Die Arbeit untersucht die Ursprünge der Aufmerksamkeits-Defizit-Hyperaktivitäts-Störung (ADHS) bei Kindern und Jugendlichen aus psychodynamischer Perspektive, insbesondere im Hinblick auf elterliche Beziehungsstörungen. Es wird geprüft, ob psychodynamische Forschung genetisch-neurobiologische Standpunkte widerlegen kann, die eine ausschließliche Medikation befürworten. Die Relevanz der Bindungstheorie, der Mentalisierung und der Affektregulation für das Verständnis und die Behandlung von ADHS steht im Mittelpunkt.
Welche Themenschwerpunkte werden behandelt?
Die Arbeit beleuchtet psychodynamische Ursachen von ADHS im Vergleich zu neurobiologischen und genetischen Ansätzen, kritisiert rein medikamentöse Behandlungsansätze, untersucht die Rolle der Bindungstheorie, Mentalisierung und Affektregulation bei ADHS, geht auf psychoanalytische Behandlungsansätze für Kinder mit ADHS ein und betrachtet ADHS als Ausdruck gesellschaftlicher Beziehungslosigkeit.
Welche Methoden wurden angewendet?
Die Studie verwendet die objektive Hermeneutik als qualitative Auswertungsmethode, basierend auf einem Experteninterview mit einem Kinder- und Jugendlichenpsychotherapeuten. Die erhebungsmethodische Expertise, der Feldzugang und die sequenzielle Auswertungsmethode werden detailliert beschrieben. Die objektiv-hermeneutische Rekonstruktionslogik bildet die Grundlage der Datenanalyse.
Welche theoretischen Ansätze werden verwendet?
Die Arbeit stützt sich auf die Bindungstheorie nach Bowlby und Fonagy, die Objektbeziehungstheorie nach Fairbairn, den Beitrag von Daniel N. Stern zur Mutter-Kind-Dynamik und das Konzept der Mentalisierung. Der Fokus liegt auf dem Verständnis von Affektregulation und dem Einfluss früher Beziehungen auf die psychische Entwicklung.

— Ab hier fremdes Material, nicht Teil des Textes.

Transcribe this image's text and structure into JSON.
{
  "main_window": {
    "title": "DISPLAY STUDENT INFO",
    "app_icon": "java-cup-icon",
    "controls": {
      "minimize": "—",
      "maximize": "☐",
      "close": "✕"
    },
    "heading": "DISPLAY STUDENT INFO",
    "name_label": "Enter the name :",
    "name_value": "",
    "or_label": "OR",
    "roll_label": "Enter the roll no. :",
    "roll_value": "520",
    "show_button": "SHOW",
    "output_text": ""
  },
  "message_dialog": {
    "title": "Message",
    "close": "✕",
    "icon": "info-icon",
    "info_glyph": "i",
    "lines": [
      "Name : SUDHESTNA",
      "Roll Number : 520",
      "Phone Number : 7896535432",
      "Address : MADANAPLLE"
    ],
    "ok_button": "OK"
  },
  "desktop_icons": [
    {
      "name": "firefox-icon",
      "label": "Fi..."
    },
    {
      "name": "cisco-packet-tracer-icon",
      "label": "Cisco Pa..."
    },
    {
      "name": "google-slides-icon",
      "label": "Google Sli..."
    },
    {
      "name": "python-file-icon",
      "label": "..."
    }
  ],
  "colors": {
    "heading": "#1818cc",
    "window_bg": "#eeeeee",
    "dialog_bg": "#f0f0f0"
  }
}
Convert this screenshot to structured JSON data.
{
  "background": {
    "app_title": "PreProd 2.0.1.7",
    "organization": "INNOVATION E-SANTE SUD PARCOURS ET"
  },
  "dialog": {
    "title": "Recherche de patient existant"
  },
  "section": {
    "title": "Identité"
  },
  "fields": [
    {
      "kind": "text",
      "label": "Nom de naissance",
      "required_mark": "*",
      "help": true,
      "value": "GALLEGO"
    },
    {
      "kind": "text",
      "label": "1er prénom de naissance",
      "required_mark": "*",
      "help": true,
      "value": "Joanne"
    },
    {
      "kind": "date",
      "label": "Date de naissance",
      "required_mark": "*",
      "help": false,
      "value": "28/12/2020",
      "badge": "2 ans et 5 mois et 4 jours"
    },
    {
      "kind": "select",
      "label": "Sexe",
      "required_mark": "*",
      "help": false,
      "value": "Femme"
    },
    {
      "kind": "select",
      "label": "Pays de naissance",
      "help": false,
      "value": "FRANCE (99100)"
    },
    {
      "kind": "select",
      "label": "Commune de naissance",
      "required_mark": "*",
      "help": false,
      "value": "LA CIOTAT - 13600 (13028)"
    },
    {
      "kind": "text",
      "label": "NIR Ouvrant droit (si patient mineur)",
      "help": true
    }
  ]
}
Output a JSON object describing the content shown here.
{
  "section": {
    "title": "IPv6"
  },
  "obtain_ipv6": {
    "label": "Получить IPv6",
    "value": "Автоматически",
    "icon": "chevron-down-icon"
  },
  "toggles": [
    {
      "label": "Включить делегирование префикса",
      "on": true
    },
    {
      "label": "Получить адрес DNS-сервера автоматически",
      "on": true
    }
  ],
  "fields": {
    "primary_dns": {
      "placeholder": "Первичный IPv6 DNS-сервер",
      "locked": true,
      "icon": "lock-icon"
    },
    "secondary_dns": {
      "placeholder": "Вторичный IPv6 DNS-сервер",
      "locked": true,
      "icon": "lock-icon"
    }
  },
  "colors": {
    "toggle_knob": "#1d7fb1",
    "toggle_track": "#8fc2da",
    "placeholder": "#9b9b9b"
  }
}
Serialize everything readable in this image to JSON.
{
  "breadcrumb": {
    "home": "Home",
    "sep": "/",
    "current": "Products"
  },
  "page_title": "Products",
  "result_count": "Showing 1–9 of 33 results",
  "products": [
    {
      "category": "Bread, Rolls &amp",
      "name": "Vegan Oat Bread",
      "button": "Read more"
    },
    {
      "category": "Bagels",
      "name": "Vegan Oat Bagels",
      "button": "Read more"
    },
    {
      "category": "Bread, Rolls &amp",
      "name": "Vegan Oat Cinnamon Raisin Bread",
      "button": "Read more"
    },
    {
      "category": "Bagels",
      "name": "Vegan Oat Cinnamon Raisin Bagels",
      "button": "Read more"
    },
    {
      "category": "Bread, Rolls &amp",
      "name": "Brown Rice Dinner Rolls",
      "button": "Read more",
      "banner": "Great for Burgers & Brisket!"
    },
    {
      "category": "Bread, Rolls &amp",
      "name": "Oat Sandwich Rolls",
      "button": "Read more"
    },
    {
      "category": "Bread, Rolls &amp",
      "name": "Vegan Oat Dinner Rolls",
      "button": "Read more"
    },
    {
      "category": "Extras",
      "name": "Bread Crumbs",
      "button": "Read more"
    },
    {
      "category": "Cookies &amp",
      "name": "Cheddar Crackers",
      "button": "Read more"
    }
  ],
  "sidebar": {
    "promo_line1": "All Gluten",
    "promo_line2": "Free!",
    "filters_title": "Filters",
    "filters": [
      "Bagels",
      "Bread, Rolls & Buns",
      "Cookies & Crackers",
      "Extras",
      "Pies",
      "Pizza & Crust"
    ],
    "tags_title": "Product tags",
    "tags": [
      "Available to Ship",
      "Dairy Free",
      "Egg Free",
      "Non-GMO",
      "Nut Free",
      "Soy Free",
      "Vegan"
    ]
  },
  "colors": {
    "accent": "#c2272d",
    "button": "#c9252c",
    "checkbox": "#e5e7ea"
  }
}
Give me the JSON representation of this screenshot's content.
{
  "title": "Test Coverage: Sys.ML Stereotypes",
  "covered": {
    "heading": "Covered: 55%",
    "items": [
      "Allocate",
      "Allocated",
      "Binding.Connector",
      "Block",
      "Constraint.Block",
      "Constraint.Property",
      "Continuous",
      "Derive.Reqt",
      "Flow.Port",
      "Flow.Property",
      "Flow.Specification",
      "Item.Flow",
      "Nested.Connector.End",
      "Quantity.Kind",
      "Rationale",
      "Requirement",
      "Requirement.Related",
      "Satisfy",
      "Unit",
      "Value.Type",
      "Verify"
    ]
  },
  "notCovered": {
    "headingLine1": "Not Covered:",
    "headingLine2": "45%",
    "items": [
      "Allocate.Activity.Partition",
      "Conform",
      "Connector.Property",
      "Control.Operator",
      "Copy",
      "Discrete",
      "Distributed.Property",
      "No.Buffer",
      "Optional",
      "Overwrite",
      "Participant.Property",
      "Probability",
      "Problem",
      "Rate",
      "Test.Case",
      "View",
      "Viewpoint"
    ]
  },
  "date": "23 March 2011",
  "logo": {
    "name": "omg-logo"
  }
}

Wie werden die Kapitel strukturiert?
Das erste Kapitel beleuchtet die kontroversen Diskussionen um die Ursachen von ADHS und formuliert zentrale Forschungsfragen. Das zweite Kapitel behandelt psychodynamische Aspekte von ADHS im Detail, insbesondere Bindung, Mentalisierung und Affektregulation. Das dritte Kapitel beschreibt die methodische Vorgehensweise der Studie. Das vierte Kapitel (voraussichtlich) präsentiert die Ergebnisse und diskutiert gesellschaftliche Aspekte von ADHS.
Welche Schlussfolgerungen werden angestrebt?
Die Studie zielt darauf ab, die kontroverse Natur des ADHS-Syndroms zu untersuchen und die Notwendigkeit einer tiefenpsychologisch-psychoanalytischen Behandlung im Gegensatz zu rein medikamentösen Ansätzen zu belegen. Es wird die Rolle von familiären Spannungen und gesellschaftlichen Anforderungen im Kontext von Affektregulationsstörungen und die Zusammenhänge zwischen ADHS und gesellschaftlichen Beziehungen analysiert.
Welche Schlüsselwörter beschreiben die Arbeit?
ADHS, tiefenpsychologisch-psychoanalytische Behandlung, hyperaktive Kinder, Bindungstheorie, Mentalisierung, Affektregulation, elterliche Beziehungsstörungen, frühkindliche Entwicklung, Experteninterview, objektive Hermeneutik.